Infatti, per caratterizzare a dovere l’atmosfera di questo pianeta, il che richiede ricorrere a studi di natura spettroscopica che sono fondamentali per capire come l’atmosfera sia composta e se ci sono effettivamente gli elementi necessari alla possibile presenza di vita, dovremo aspettare l’avvento del nuovo telescopio spaziale James Webb, il cui lancio in orbita è previsto per il 2018. James Webb succederà Hubble nell’osservazione dello spazio profondo e degli oggetti che popolano la Via Lattea, inclusi i pianeti extrasolari. Sarà inoltre anche la nuova missione NASA TESS, ancora una volta mirata alla ricerca di pianeti extrasolari ed il cui lancio avverrà nell’Agosto 2017, a focalizzare l’attenzione su stelle brillanti ed in prossimità del nostro Sole, con la differenza che rispetto a Kepler, TESS ci permetterà di osservare tutta la volta celeste, aumentando così notevolmente le possibilità di trovare interessanti sistemi extrasolari non molto distanti da noi e che potranno essere studiati in dettaglio anche con gli osservatori astronomici sulla Terra.
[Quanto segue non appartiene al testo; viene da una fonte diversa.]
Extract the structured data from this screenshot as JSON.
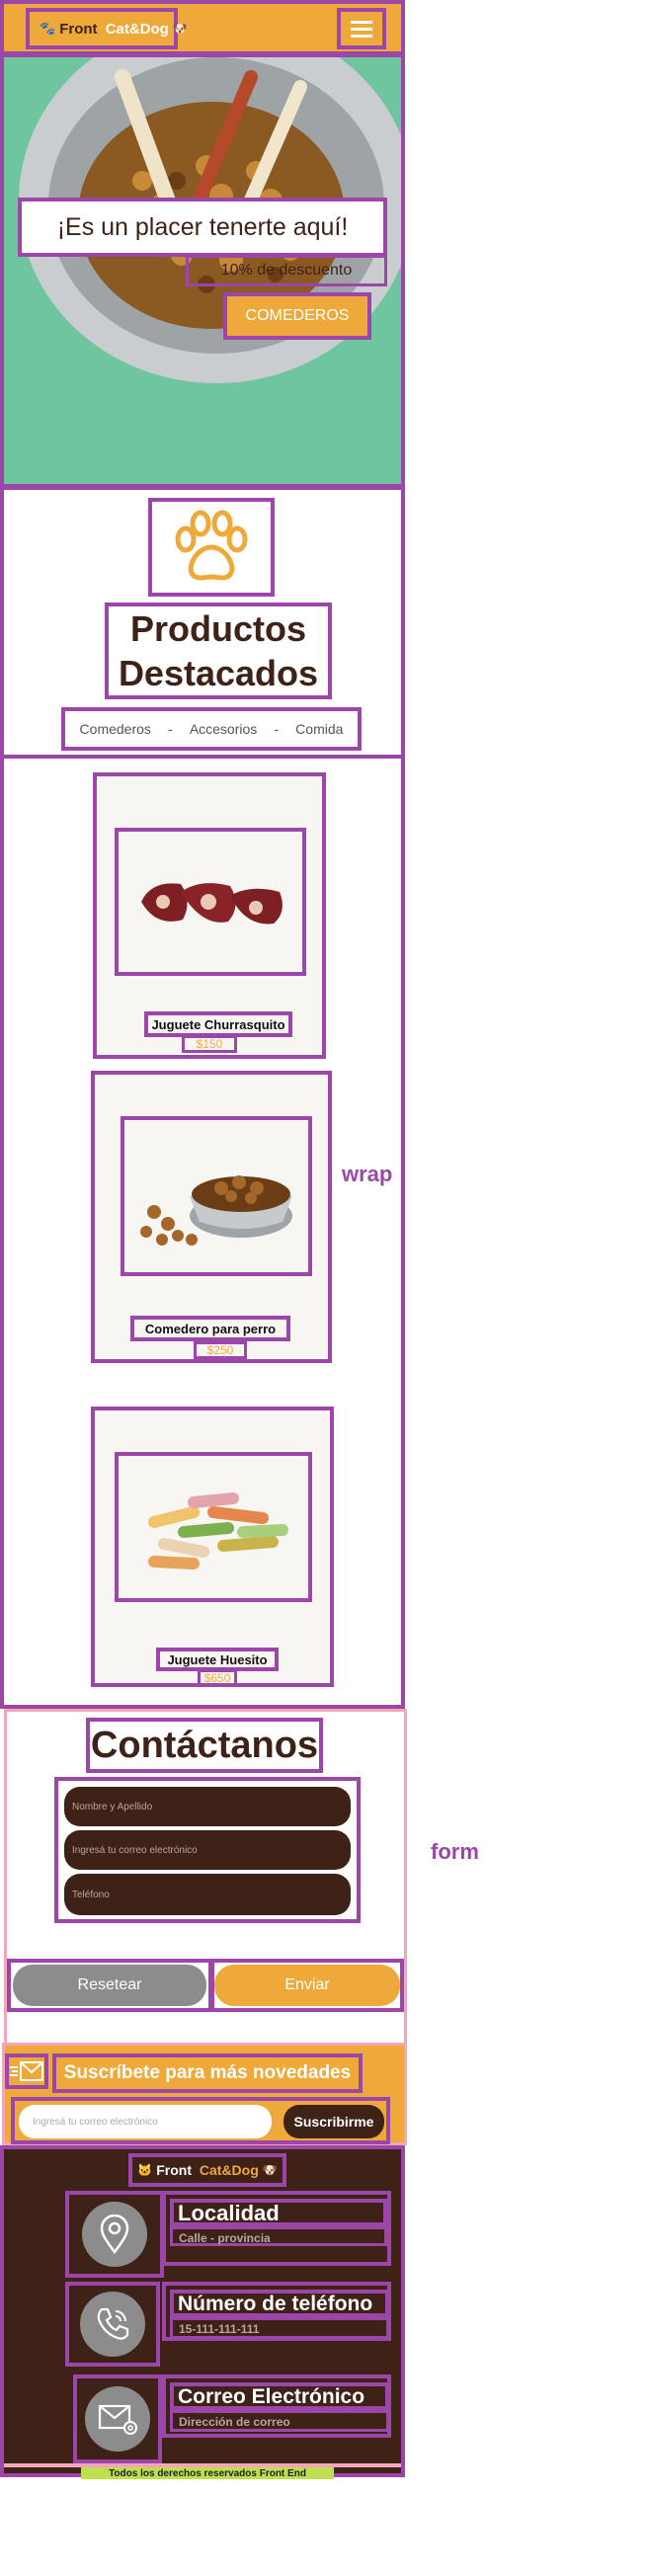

In figura vediamo un confronto tra due sistemi planetari scoperti da Kepler, ed il nostro Sistema Solare. Come abbiamo già visto, Kepler-452 ospita un pianeta che risulta essere all’interno della zona abitabile, anche se in prossimità del limite caldo, cioè della zona in cui l’energia irradiata dalla stella diventa troppo elevata per permettere all’acqua di sussistere allo stato liquido. L’altro sistema a confronto è invece quello di Kepler-186, il cui pianeta Kepler-186f è stato il primo pianeta di dimensioni simili alla Terra ad essere scoperto in un sistema extrasolare, in questo caso costituito da un piccola stella fredda cioè una nana rossa. Kepler-186f è al contrario di Kepler-452b ai limiti della zona fredda, anche se pur sempre nella zona abitabile.
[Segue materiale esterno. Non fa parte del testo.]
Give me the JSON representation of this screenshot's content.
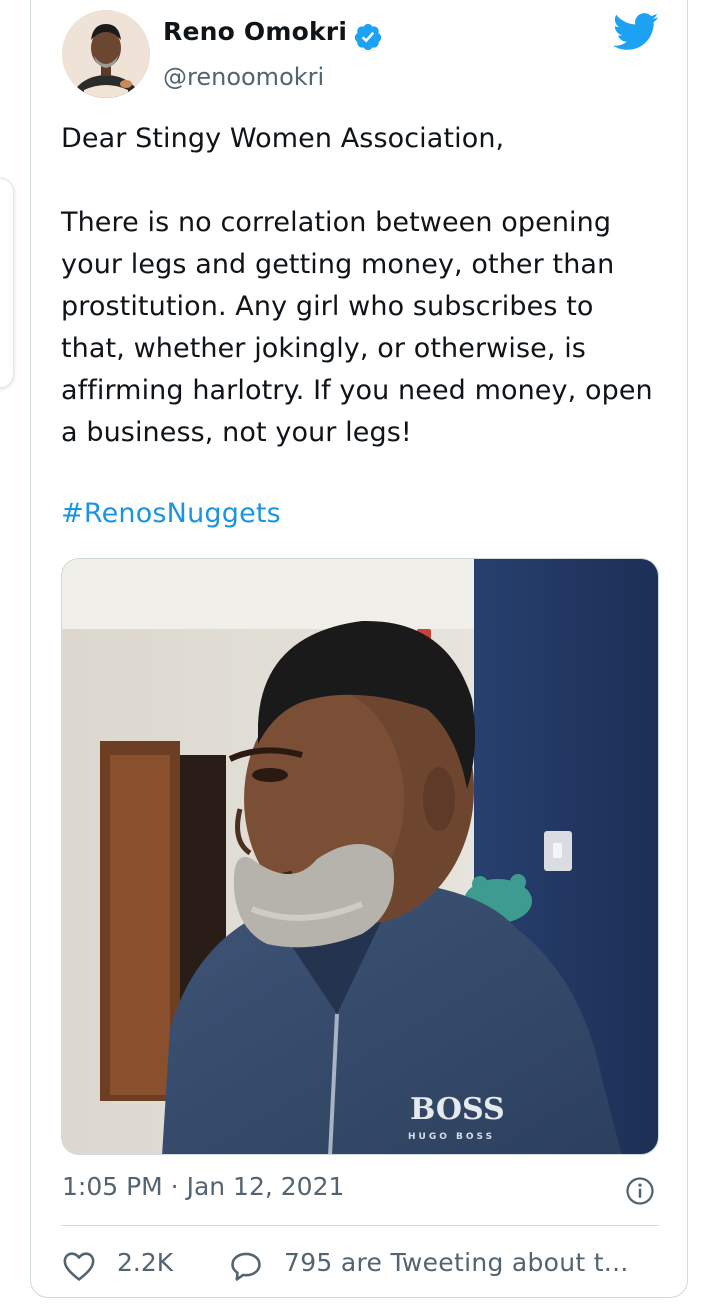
{
  "tweet": {
    "author": {
      "display_name": "Reno Omokri",
      "handle": "@renoomokri",
      "verified": true,
      "avatar_icon": "profile-photo"
    },
    "text": "Dear Stingy Women Association,\n\nThere is no correlation between opening your legs and getting money, other than prostitution. Any girl who subscribes to that, whether jokingly, or otherwise, is affirming harlotry. If you need money, open a business, not your legs!",
    "hashtag": "#RenosNuggets",
    "media": {
      "icon": "photo",
      "jacket_brand": "BOSS",
      "jacket_subbrand": "HUGO BOSS"
    },
    "timestamp": "1:05 PM · Jan 12, 2021",
    "stats": {
      "likes": "2.2K",
      "tweeting": "795 are Tweeting about t..."
    }
  },
  "icons": {
    "brand": "twitter-bird-icon",
    "verified": "verified-badge-icon",
    "info": "info-icon",
    "like": "heart-icon",
    "reply": "reply-icon"
  },
  "colors": {
    "brand_blue": "#1da1f2",
    "hashtag_blue": "#1b95e0",
    "secondary_text": "#536471",
    "border": "#cfd9de"
  }
}
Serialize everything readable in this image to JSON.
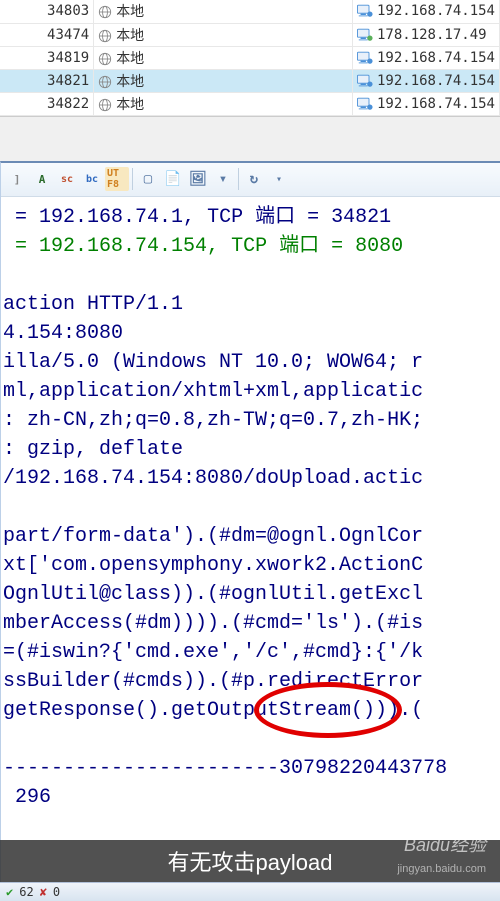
{
  "connections": [
    {
      "port": "34803",
      "host": "本地",
      "ip": "192.168.74.154",
      "selected": false,
      "iconType": "local"
    },
    {
      "port": "43474",
      "host": "本地",
      "ip": "178.128.17.49",
      "selected": false,
      "iconType": "remote"
    },
    {
      "port": "34819",
      "host": "本地",
      "ip": "192.168.74.154",
      "selected": false,
      "iconType": "local"
    },
    {
      "port": "34821",
      "host": "本地",
      "ip": "192.168.74.154",
      "selected": true,
      "iconType": "local"
    },
    {
      "port": "34822",
      "host": "本地",
      "ip": "192.168.74.154",
      "selected": false,
      "iconType": "local"
    }
  ],
  "toolbar": {
    "buttons": [
      "]",
      "A",
      "sc",
      "bc",
      "UT F8"
    ],
    "icons": [
      "box-icon",
      "doc-icon",
      "img-icon",
      "dropdown-icon",
      "refresh-icon"
    ]
  },
  "packet": {
    "src_ip": "192.168.74.1",
    "src_port_label": "TCP 端口",
    "src_port": "34821",
    "dst_ip": "192.168.74.154",
    "dst_port_label": "TCP 端口",
    "dst_port": "8080",
    "lines": [
      "",
      "action HTTP/1.1",
      "4.154:8080",
      "illa/5.0 (Windows NT 10.0; WOW64; r",
      "ml,application/xhtml+xml,applicatic",
      ": zh-CN,zh;q=0.8,zh-TW;q=0.7,zh-HK;",
      ": gzip, deflate",
      "/192.168.74.154:8080/doUpload.actic",
      "",
      "part/form-data').(#dm=@ognl.OgnlCor",
      "xt['com.opensymphony.xwork2.ActionC",
      "OgnlUtil@class)).(#ognlUtil.getExcl",
      "mberAccess(#dm)))).(#cmd='ls').(#is",
      "=(#iswin?{'cmd.exe','/c',#cmd}:{'/k",
      "ssBuilder(#cmds)).(#p.redirectError",
      "getResponse().getOutputStream())).(",
      "",
      "-----------------------30798220443778",
      " 296"
    ]
  },
  "overlay_text": "有无攻击payload",
  "status": {
    "ok_count": "62",
    "err_count": "0"
  },
  "watermark": {
    "line1": "Baidu经验",
    "line2": "jingyan.baidu.com"
  }
}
In definitiva quello che dobbiamo aspettarci nei mesi e negli anni a seguire è l’arrivo di numerose scoperte di altri interessanti pianeti extrasolari, che saranno di dimensioni e caratteristiche dinamiche ed evolutive sempre più paragonabili a quelle terrestri, e anch’essi in zone abitabili ma orbitanti intorno a stelle simili al nostro Sole che possano essere molto più alla nostra portata, cioè vicine. L’esoplanetologia è un campo oramai in grande sviluppo e che ci riserverà importanti scoperte, probabilmente già entro i prossimi anni!
Di seguito l’animazione fornita da NASA e Media INAF:
L’articolo originale è stato pubblicato da Marco Galliani su Media INAF, e di seguito integrato dal sottoscritto.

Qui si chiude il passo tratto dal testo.